Yo también fui españolizado




Estoy convencido de que la gente de mi generación se sentirá identificada en todo o en parte con lo que voy a contar.

Nací y vivo en Manresa. Soy hijo de la inmigración. De padre andalúz y madre 7icastellana.

La ferviente industria textil y la posibilidad de salir de una vida rural y miserable les atrajo a esta ciudad, lo mismo que a miles de españoles de todas las regiones de España y que fueron a otras muchas ciudades de Catalunya.

Manresa esta fuera del cinturon metropolitano de Barcelona, aunque cercana, pero eso le permite haber conservado, para lo bueno y para lo malo, un entorno arquitectónico importante y un ambiente tranquilo con un espiritu de villa, a veces gris pero también a veces heroica y emblemática.

Toda mi educación, por expreso deseo de mi madre, se desarrolló en escuelas cristianas. Sobre todo en las Escuelas de La Salle. 

Manresa es una ciudad tan prototipo de ciudad mediana catalana que Berlanga la eligió como plató para filmar "Plácido". Mi padre y muchos familiares mios fueron figurantes de esa expléndida película que fue nominada para los Oscar. Aquello represontó publicitar la ciudad y ayudar con unos "durillos" a los pobres ciudadanos  manresanos que desgastaban su vida y su salud en los telares de las fábricas de Manresa, fabricas alineadas al curso del Llobregat y hasta Barcelona, para aprovechar la fuerza dinámica de sus aguas que hacian mover sus turbinas. 

Reflexionando sobre los 40 años que hemos vivido sin Franco llego a la conclusión de que el franquismo se transformó, pero no murió. En lo cultural, en los esquemas ideólogicos, en las estructuras sociales, en los valores eternos de la "España profunda", de la "Una, Grande y Libre". La que exalta la Unidad y lo homegeneo y rechaza la diversidad y el pensamiento libre,

Quizás tenga que ver, entre otras muchas cosas, que a mi generacióm nos tocó estudiar la asignatura de Formación del Espíritu Nacional (FEN) del Bachillerato, elemental y el Superior, una clásica de aquellas décadas de los '50 y '60 del siglo XX, en pleno franquismo.

Las chicas también estaban obligadas a cursar una asignatura similar a la FEN elaborada por la "Sección Femenina", que instruia a las jóvenes españolas de modo que fueran "el descanso del guerrero" y sus mas humildes servidoras.

Esa asignatura nos adoctrinaba en las virtudes de Franco y su Régimen.
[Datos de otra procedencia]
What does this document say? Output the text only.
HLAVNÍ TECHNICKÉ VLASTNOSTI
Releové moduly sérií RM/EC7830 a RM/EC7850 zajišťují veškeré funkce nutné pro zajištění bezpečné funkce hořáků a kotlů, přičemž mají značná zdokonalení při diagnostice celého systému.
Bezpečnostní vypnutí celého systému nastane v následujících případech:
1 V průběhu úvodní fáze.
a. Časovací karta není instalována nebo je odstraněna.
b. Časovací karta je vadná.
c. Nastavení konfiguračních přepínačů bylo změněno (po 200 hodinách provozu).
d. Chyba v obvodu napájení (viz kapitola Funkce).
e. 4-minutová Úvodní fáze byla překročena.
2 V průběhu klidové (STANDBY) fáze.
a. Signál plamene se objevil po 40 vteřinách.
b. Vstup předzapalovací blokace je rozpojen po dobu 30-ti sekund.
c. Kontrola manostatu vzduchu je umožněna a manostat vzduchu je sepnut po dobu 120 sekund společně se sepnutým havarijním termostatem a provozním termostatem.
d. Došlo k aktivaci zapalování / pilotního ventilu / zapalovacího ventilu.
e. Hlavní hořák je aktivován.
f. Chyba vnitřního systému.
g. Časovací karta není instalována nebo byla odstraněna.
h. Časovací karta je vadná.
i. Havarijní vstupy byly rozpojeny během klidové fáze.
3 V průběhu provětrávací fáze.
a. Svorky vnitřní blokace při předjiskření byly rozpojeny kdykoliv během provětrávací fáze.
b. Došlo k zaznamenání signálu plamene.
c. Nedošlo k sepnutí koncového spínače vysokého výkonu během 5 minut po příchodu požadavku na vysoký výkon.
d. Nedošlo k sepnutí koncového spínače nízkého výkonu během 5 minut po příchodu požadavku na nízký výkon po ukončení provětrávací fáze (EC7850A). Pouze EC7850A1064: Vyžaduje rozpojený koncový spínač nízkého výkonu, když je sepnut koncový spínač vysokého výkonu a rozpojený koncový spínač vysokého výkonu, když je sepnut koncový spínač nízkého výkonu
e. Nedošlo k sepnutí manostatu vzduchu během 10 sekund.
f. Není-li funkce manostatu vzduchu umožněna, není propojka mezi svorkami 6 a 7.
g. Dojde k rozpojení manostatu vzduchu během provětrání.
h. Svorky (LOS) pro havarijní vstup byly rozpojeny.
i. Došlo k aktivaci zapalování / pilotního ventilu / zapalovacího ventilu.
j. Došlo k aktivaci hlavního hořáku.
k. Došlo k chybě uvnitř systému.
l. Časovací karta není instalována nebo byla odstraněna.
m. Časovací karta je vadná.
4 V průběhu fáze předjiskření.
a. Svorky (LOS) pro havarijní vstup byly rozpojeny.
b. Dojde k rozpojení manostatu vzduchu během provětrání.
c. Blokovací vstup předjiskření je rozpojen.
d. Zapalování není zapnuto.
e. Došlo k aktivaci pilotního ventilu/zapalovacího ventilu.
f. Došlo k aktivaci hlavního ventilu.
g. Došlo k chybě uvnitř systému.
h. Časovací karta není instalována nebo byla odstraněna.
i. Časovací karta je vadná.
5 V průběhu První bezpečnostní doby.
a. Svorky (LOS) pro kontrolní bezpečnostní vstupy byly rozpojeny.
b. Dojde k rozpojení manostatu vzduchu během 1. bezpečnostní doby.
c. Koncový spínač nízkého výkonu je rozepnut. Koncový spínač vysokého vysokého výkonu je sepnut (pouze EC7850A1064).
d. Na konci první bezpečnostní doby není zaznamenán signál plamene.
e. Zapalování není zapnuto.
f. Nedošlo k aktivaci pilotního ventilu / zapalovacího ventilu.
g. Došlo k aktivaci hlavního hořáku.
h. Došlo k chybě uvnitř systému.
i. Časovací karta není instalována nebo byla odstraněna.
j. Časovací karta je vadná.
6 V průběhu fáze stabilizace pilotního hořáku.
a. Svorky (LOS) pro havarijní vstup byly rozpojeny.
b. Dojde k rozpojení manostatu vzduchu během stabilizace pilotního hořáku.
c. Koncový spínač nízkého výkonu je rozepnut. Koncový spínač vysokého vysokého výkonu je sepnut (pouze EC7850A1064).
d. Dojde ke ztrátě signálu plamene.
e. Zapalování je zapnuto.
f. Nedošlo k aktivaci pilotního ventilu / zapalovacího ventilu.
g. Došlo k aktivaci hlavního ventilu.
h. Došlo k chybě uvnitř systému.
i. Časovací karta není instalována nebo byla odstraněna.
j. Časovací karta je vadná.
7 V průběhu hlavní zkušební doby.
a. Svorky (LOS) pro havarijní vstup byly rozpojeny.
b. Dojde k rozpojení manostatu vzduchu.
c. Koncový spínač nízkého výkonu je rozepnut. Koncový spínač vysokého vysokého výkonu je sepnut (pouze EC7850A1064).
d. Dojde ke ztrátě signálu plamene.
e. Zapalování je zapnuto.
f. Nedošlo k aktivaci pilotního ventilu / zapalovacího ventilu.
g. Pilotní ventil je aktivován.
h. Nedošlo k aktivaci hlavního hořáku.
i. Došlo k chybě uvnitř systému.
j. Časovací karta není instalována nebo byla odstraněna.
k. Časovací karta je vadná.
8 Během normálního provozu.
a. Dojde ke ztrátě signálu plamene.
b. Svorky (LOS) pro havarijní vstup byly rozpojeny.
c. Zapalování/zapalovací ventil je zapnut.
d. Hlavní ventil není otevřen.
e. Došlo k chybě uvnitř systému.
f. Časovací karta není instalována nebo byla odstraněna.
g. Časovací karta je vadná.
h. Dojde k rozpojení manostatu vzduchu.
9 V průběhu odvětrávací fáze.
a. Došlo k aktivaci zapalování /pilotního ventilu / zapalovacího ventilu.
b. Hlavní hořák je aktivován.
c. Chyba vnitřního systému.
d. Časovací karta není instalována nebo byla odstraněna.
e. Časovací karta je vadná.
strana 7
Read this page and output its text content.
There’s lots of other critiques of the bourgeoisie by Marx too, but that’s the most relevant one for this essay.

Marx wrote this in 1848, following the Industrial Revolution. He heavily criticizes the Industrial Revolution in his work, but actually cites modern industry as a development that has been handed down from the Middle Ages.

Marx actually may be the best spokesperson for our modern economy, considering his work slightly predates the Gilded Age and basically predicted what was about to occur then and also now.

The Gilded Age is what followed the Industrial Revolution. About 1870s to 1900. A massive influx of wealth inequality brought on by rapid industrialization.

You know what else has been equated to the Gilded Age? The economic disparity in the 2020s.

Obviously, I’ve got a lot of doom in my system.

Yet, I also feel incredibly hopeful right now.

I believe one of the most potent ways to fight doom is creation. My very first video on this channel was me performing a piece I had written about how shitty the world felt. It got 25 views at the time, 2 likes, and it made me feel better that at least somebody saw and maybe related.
Nos recordaba continuamente las atrocidades de los Rojos durante la República y la Guerra Civil y nos hacia memorizar unas supuestas leyes y principios que velaban por la patria y nos protegian. Si éramos buenos estabamos en el "sistema" y este nos daria protección y felicidad. Fuera de él solo habia inseguridad y maldad. Todo en Orden y en Paz, como en un cuartel de civiles donde no se permitia ni un matiz ni un color que no fuera el debido, el oficial. En definitiva; "sois siervos y debeís ser felices siéndolo".

Estos manuales eran auténticas herramientas de limpieza étnico-cultural. No es exagerado llamarlos así, dado que el catalán estaba totalmente prohibido en todos los ámbitos y por lo tanto también a la enseñanza. Los catalanes no teníamos ni el derecho de usar nuestro nombre en catalán. En el DNI y en todas partes nos teníamos que decir Jorge y no Jorge, Mercedes y no Merced, Juan y no Juan o Lucía y no Lucía ...
  
Cada vez que venía el "Caudillo" a visitar Manresa, "el corazón de esta industriosa comarca de la región catalana", la visita iba precedida por la detención por unas semanas de elementos "subversivos" que podrían haber alterado aquel "orden". Este era el pan de cada día para los que no se exiliaron y se escaparon de las ejecuciones, gente que no habia tenido cargos politicos en la República ni expedientes demasiado conflictivos mas allá de saberlos no adictos a Franco.
  

Monumento a los Caídos, Manresa, años 60. El monolito recordaba a los muertos del bando de Franco, solo a ellos, y exaltaba su heroicidad.

En toda Manresa la FEN eran impartida por el mismo profesor, que podría ser definido como una especie de comisario político menor. Este maestro, que prefiero no nombrar por respeto y por que sigue vivo y jubilado, adoctrinó a muchas generaciones de alumnos en mi ciudad. Era una persona peculiar que daba esta asignatura en todos los colegios manresanos, que entonces eran pocos. Llegada la Democracia no tuvo problema alguno en aprender y expresarse en catalán y en reciclarse ideológicamente, aparentemente un demócrata de toda la vida. 

En definitiva y resumiendo, yo también, como tantos otros, fui españolizado por el franquismo y el postfranquismo, bueno, lo intentaron, pero no pudieron.